Improving CLS: Stop Layout Shifts
- ▸Always specify width and height for images and videos – prevents placeholder jumps
- ▸Reserve space for ads and embeds with a fixed height (aspect-ratio CSS)
- ▸Stabilize web fonts with font-display: swap and preload
- ▸Place dynamically injected content (banners, cookie notices) at the bottom of the screen
- ▸Animate only with transform and opacity – never with top/left/width/height
Improving INP: Optimize Interactivity
INP measures how quickly the page responds to clicks, taps, and keyboard input. Common causes of poor INP scores:
- ▸Too much JavaScript on the main thread (Long Tasks > 50ms)
- ▸Heavy event handlers without debouncing
- ▸Third-party scripts (chat widgets, analytics) blocking the main thread
- ▸React/Next.js: unnecessary re-renders due to missing memoization
Use the Chrome DevTools Performance tab to identify Long Tasks. Anything over 50ms on the main thread is an INP risk.

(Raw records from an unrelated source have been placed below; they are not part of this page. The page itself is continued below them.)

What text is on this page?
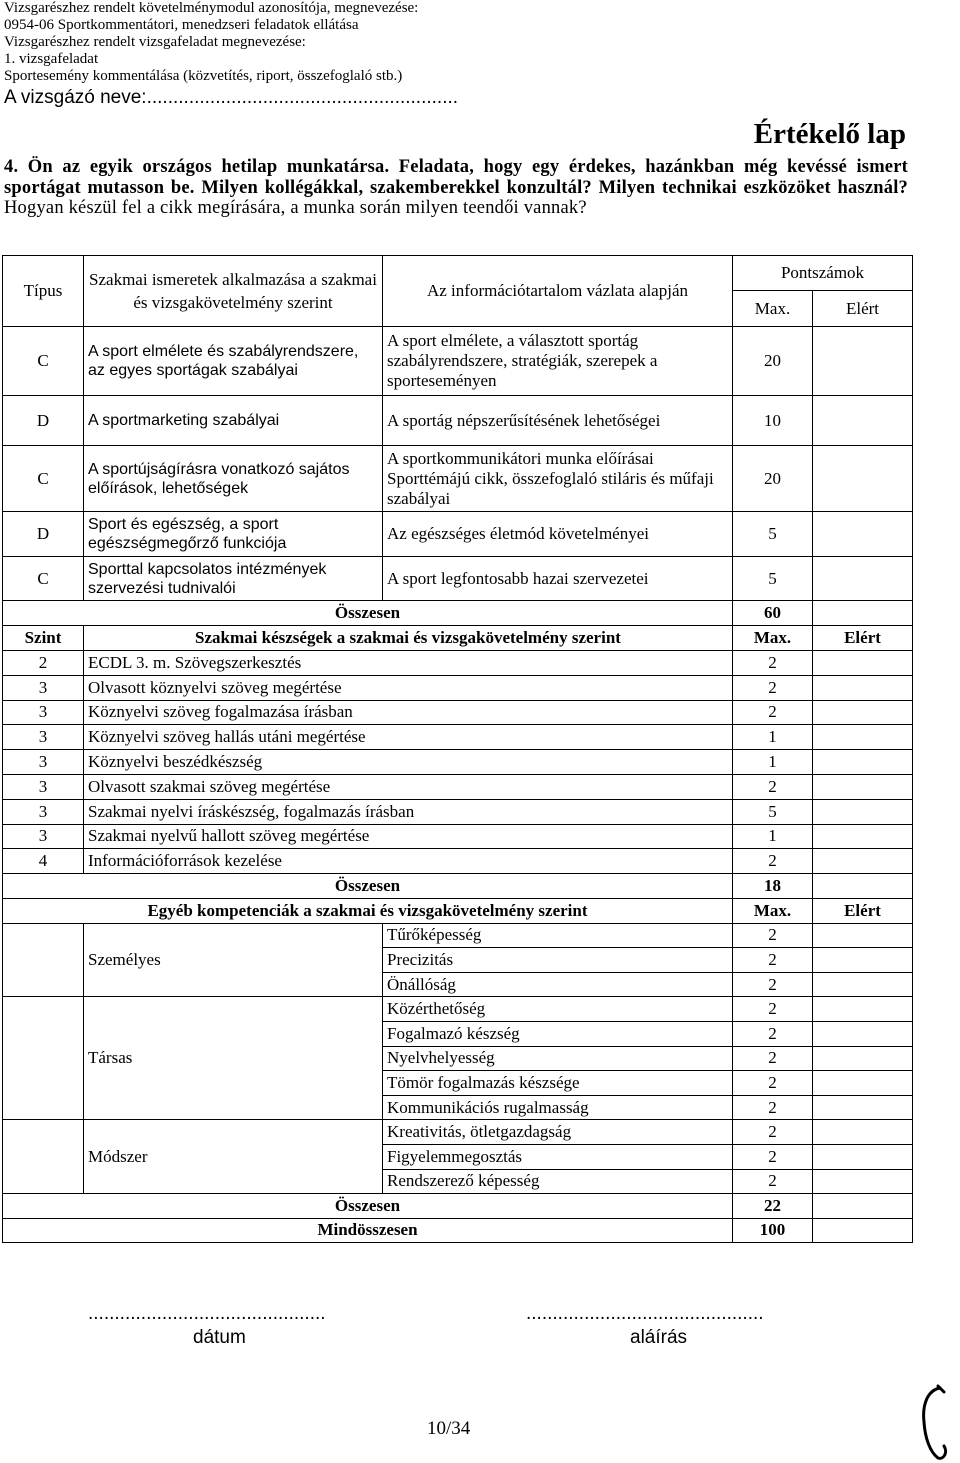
Vizsgarészhez rendelt követelménymodul azonosítója, megnevezése:
0954-06 Sportkommentátori, menedzseri feladatok ellátása
Vizsgarészhez rendelt vizsgafeladat megnevezése:
1. vizsgafeladat
Sportesemény kommentálása (közvetítés, riport, összefoglaló stb.)
A vizsgázó neve:...........................................................
Értékelő lap
4. Ön az egyik országos hetilap munkatársa. Feladata, hogy egy érdekes, hazánkban még kevéssé ismert sportágat mutasson be. Milyen kollégákkal, szakemberekkel konzultál? Milyen technikai eszközöket használ? Hogyan készül fel a cikk megírására, a munka során milyen teendői vannak?
Típus	Szakmai ismeretek alkalmazása a szakmai és vizsgakövetelmény szerint	Az információtartalom vázlata alapján	Pontszámok	
			Max.	Elért
C	A sport elmélete és szabályrendszere, az egyes sportágak szabályai	A sport elmélete, a választott sportág szabályrendszere, stratégiák, szerepek a sporteseményen	20	
D	A sportmarketing szabályai	A sportág népszerűsítésének lehetőségei	10	
C	A sportújságírásra vonatkozó sajátos előírások, lehetőségek	A sportkommunikátori munka előírásai Sporttémájú cikk, összefoglaló stiláris és műfaji szabályai	20	
D	Sport és egészség, a sport egészségmegőrző funkciója	Az egészséges életmód követelményei	5	
C	Sporttal kapcsolatos intézmények szervezési tudnivalói	A sport legfontosabb hazai szervezetei	5	
Összesen			60	
Szint	Szakmai készségek a szakmai és vizsgakövetelmény szerint		Max.	Elért
2	ECDL 3. m. Szövegszerkesztés		2	
3	Olvasott köznyelvi szöveg megértése		2	
3	Köznyelvi szöveg fogalmazása írásban		2	
3	Köznyelvi szöveg hallás utáni megértése		1	
3	Köznyelvi beszédkészség		1	
3	Olvasott szakmai szöveg megértése		2	
3	Szakmai nyelvi íráskészség, fogalmazás írásban		5	
3	Szakmai nyelvű hallott szöveg megértése		1	
4	Információforrások kezelése		2	
Összesen			18	
Egyéb kompetenciák a szakmai és vizsgakövetelmény szerint			Max.	Elért
	Személyes	Tűrőképesség	2	
		Precizitás	2	
		Önállóság	2	
	Társas	Közérthetőség	2	
		Fogalmazó készség	2	
		Nyelvhelyesség	2	
		Tömör fogalmazás készsége	2	
		Kommunikációs rugalmasság	2	
	Módszer	Kreativitás, ötletgazdagság	2	
		Figyelemmegosztás	2	
		Rendszerező képesség	2	
Összesen			22	
Mindösszesen			100	
.............................................
dátum
.............................................
aláírás
10/34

Measuring Core Web Vitals: The Right Tools
| Tool | Type | Strength |
|---|---|---|
| PageSpeed Insights | Lab + Field Data | Quickest overview, Google data |
| Chrome DevTools (Lighthouse) | Lab Data | Detailed local diagnosis |
| Google Search Console | Field Data (real) | Real user data from Chrome |
| WebPageTest | Lab Data | Deepest analysis, waterfall diagram |
| Vercel Analytics | Field Data | Ideal for Next.js projects |
Lab Data (PageSpeed Insights, Lighthouse) and Field Data (Search Console) can differ significantly. Field Data reflects real user experiences – that is what Google uses for ranking.
Our Conclusion
Core Web Vitals are not a one-time project but require ongoing maintenance. The biggest levers: image optimization (AVIF/WebP), preloading critical resources, and reducing JavaScript. With Next.js and Vercel, most projects achieve green CWV scores with minimal effort – the platform handles much of the optimization automatically.